ANOVA untuk Pengujian Hipotesis

Untuk menguji hipotesis nol menggunakan ANOVA, kita bisa menjalankan fungsi anova():

# Menghitung ANOVA untuk model
anova_result <- anova(model)

# Menampilkan hasil ANOVA
anova_result
## Analysis of Variance Table
## 
## Response: y
##           Df Sum Sq Mean Sq F value Pr(>F)
## treatment  2   12.0  6.0000  3.2727 0.1762
## Residuals  3    5.5  1.8333

Hasil ANOVA akan memberikan statistik F, nilai p, dan apakah kita bisa menolak atau menerima hipotesis nol.

Pengujian Kontras dengan linearHypothesis()

# Install dan load paket 'car' jika belum terpasang
# install.packages("car")
library(car)
## Loading required package: carData
# Matriks kontras untuk menguji H0: tau1 = tau2 dan tau2 = tau3
C <- rbind(c(1, -1, 0), c(0, 1, -1))

# Menguji hipotesis kontras
linearHypothesis(model, C)
## Linear hypothesis test
## 
## Hypothesis:
## (Intercept) - treatment2 = 0
## treatment2 - treatment3 = 0
## 
## Model 1: restricted model
## Model 2: y ~ treatment
## 
##   Res.Df    RSS Df Sum of Sq      F Pr(>F)
## 1      5 5.6111                           
## 2      3 5.5000  2   0.11111 0.0303 0.9704

Fungsi ini akan menghitung statistik uji untuk hipotesis kontras dan memberikan hasil apakah hipotesis bisa ditolak atau tidak.

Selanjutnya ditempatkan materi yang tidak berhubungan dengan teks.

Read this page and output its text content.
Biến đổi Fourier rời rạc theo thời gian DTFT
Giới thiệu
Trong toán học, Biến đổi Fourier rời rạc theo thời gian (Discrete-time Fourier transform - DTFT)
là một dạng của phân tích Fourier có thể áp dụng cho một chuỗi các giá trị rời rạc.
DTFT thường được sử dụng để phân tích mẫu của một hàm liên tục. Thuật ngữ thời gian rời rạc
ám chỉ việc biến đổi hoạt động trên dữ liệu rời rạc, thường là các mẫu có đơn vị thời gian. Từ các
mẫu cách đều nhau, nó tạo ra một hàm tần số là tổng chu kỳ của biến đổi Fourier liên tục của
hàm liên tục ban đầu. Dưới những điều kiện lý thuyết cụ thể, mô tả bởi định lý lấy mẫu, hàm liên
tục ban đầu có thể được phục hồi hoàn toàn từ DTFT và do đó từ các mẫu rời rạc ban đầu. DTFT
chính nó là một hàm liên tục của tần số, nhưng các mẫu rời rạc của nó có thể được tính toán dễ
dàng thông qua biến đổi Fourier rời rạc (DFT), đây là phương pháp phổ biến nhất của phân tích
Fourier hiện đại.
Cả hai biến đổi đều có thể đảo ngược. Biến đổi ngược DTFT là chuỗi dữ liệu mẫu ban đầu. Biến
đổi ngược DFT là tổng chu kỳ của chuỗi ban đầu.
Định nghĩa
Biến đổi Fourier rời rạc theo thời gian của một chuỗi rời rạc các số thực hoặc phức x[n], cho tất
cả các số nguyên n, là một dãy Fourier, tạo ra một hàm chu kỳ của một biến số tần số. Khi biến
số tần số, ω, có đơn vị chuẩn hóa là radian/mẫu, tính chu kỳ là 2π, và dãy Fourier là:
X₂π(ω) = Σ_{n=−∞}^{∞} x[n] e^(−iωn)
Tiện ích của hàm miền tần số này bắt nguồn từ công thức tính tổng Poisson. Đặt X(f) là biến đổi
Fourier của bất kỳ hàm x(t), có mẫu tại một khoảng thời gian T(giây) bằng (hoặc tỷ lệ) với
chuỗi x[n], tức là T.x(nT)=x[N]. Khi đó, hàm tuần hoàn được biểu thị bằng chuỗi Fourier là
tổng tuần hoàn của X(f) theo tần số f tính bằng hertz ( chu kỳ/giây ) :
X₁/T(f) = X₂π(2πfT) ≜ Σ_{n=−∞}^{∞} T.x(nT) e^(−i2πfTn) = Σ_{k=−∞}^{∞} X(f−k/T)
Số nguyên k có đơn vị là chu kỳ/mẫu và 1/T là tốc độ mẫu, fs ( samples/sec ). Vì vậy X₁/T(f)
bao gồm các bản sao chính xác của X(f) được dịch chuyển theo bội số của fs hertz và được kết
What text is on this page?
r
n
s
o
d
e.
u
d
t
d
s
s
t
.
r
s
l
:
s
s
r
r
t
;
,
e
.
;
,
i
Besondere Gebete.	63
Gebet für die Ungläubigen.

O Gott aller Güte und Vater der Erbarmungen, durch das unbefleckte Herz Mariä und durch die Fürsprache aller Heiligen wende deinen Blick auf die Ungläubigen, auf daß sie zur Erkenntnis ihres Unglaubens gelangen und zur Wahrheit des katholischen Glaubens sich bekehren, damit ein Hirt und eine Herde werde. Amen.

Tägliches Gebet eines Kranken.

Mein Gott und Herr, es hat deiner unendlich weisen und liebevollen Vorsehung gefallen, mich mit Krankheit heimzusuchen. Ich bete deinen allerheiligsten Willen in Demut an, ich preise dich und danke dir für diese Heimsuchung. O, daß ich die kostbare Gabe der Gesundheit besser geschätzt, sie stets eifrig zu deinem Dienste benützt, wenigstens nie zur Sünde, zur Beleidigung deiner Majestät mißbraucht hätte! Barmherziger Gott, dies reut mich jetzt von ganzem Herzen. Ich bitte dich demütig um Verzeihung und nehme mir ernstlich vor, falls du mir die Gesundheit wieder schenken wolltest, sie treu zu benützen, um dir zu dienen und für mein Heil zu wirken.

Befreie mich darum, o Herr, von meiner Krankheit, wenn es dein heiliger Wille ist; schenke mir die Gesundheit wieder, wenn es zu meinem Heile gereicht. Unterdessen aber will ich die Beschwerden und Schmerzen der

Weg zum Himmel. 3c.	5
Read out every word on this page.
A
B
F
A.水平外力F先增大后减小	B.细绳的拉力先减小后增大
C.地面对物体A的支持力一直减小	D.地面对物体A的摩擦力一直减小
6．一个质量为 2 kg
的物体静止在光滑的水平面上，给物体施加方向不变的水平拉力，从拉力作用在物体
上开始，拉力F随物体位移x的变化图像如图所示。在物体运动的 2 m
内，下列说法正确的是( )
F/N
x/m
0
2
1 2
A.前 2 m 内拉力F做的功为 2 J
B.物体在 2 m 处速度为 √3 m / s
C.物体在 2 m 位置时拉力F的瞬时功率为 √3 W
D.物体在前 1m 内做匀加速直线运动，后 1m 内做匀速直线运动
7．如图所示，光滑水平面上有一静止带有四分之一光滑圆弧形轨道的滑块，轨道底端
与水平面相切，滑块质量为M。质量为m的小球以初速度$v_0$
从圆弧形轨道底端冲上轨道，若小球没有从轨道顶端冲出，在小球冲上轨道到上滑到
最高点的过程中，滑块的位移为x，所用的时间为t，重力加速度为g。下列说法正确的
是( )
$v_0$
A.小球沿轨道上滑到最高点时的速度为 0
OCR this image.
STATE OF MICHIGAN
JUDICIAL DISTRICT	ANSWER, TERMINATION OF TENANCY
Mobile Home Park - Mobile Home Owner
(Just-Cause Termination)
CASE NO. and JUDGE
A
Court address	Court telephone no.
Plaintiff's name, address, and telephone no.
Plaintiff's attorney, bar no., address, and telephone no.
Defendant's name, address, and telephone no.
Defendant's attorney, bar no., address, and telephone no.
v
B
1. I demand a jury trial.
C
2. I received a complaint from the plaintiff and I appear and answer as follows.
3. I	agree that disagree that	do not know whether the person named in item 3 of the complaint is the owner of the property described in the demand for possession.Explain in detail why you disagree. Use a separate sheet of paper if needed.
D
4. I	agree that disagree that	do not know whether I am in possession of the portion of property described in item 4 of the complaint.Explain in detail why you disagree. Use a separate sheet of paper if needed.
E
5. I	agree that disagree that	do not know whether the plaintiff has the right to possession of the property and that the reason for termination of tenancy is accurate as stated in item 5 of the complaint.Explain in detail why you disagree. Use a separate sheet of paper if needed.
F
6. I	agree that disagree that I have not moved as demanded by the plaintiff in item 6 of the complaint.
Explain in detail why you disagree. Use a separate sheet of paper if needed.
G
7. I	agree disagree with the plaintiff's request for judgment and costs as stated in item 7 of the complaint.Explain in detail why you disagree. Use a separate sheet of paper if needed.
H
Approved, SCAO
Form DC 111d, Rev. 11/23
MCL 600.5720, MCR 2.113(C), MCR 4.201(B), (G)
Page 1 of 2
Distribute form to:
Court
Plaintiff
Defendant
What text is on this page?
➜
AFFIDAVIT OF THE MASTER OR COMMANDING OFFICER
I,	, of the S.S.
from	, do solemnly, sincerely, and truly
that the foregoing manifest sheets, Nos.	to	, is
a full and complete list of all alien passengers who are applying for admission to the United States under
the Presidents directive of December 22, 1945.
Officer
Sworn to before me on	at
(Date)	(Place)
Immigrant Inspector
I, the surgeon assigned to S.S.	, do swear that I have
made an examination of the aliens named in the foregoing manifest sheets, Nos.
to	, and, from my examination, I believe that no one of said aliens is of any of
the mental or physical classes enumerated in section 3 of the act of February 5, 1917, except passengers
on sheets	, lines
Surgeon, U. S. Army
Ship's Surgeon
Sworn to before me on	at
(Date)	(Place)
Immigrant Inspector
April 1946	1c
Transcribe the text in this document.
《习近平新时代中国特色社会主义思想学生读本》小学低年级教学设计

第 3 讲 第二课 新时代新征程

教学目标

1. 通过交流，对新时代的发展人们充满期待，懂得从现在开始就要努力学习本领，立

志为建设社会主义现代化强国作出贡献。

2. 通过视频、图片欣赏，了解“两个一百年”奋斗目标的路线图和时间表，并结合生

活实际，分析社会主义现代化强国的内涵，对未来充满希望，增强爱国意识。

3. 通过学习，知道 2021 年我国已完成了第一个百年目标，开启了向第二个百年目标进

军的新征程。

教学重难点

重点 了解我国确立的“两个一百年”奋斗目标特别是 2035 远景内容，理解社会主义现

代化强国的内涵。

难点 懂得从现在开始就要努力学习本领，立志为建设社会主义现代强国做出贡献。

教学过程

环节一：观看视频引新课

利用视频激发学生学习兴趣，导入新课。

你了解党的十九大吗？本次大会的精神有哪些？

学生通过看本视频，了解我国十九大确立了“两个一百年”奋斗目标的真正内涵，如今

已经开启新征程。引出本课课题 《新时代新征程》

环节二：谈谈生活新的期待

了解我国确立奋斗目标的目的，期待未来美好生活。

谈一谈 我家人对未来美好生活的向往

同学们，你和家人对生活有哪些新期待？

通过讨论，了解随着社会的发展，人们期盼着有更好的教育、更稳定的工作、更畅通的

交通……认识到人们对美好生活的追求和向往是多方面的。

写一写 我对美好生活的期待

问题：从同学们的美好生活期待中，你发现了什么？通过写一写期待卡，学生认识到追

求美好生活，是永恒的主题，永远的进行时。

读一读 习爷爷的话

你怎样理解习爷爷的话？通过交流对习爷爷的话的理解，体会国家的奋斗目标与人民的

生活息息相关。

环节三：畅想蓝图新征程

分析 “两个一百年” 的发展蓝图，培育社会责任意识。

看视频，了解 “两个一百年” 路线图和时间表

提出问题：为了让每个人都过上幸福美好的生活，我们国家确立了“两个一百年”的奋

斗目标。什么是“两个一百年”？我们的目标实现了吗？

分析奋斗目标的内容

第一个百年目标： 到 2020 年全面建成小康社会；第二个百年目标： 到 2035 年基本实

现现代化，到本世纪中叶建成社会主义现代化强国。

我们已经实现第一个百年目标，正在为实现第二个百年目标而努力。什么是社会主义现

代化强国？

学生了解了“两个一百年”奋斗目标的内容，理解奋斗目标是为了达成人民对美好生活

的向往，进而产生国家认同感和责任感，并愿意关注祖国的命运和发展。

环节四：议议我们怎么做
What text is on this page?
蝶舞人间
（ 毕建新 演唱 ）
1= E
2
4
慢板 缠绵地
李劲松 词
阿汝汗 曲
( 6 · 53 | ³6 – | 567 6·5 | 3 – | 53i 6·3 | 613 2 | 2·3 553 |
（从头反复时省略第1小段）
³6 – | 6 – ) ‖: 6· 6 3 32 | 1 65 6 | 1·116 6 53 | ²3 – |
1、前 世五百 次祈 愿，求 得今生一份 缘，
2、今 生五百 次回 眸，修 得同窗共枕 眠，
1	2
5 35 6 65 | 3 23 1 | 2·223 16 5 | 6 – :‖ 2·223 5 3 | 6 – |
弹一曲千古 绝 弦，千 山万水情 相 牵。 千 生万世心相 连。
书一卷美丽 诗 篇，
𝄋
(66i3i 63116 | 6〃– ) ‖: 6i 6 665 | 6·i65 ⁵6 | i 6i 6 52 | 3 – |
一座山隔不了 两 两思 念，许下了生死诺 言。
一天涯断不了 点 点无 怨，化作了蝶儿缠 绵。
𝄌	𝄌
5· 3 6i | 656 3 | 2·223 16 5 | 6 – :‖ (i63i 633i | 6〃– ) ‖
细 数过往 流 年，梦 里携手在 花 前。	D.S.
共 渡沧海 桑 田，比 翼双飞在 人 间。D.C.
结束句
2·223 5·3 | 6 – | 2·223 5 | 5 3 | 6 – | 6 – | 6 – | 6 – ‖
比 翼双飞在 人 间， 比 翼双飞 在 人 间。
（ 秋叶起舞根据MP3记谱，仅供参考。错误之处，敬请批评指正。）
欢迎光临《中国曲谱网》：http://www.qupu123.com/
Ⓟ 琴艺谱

Menghitung F-Hitung Secara Manual

# Menghitung matriks XtX dan XtY
XtX <- t(model.matrix(model)) %*% model.matrix(model)
XtY <- t(model.matrix(model)) %*% y

# Estimasi parameter (beta)
beta_hat <- solve(XtX) %*% XtY

# Matriks kontras
C <- matrix(c(1, -1, 0, 0, 1, -1), nrow = 2, byrow = TRUE)

# Menghitung F-hitung
s2 <- sum(resid(model)^2) / model$df.residual
F_value <- t(C %*% beta_hat) %*% solve(C %*% solve(XtX) %*% t(C)) %*% (C %*% beta_hat) / s2

F_value
##            [,1]
## [1,] 0.06060606

Contoh Soal

Pertimbangkan model klasifikasi satu arah dengan efek tetap dan \(k = 3\). Periksa setiap hipotesis nol berikut untuk testability.

  1. \(H_0: \tau_1 = \tau_3 \text{ dan } \tau_1 - 2\tau_2 + \tau_3 = 0\)

  2. \(H_0: \tau_1 = \tau_2 \text{ dan } \tau_1 = \tau_3 \text{ dan } 2\tau_1 - \tau_2 - \tau_3 = 0\)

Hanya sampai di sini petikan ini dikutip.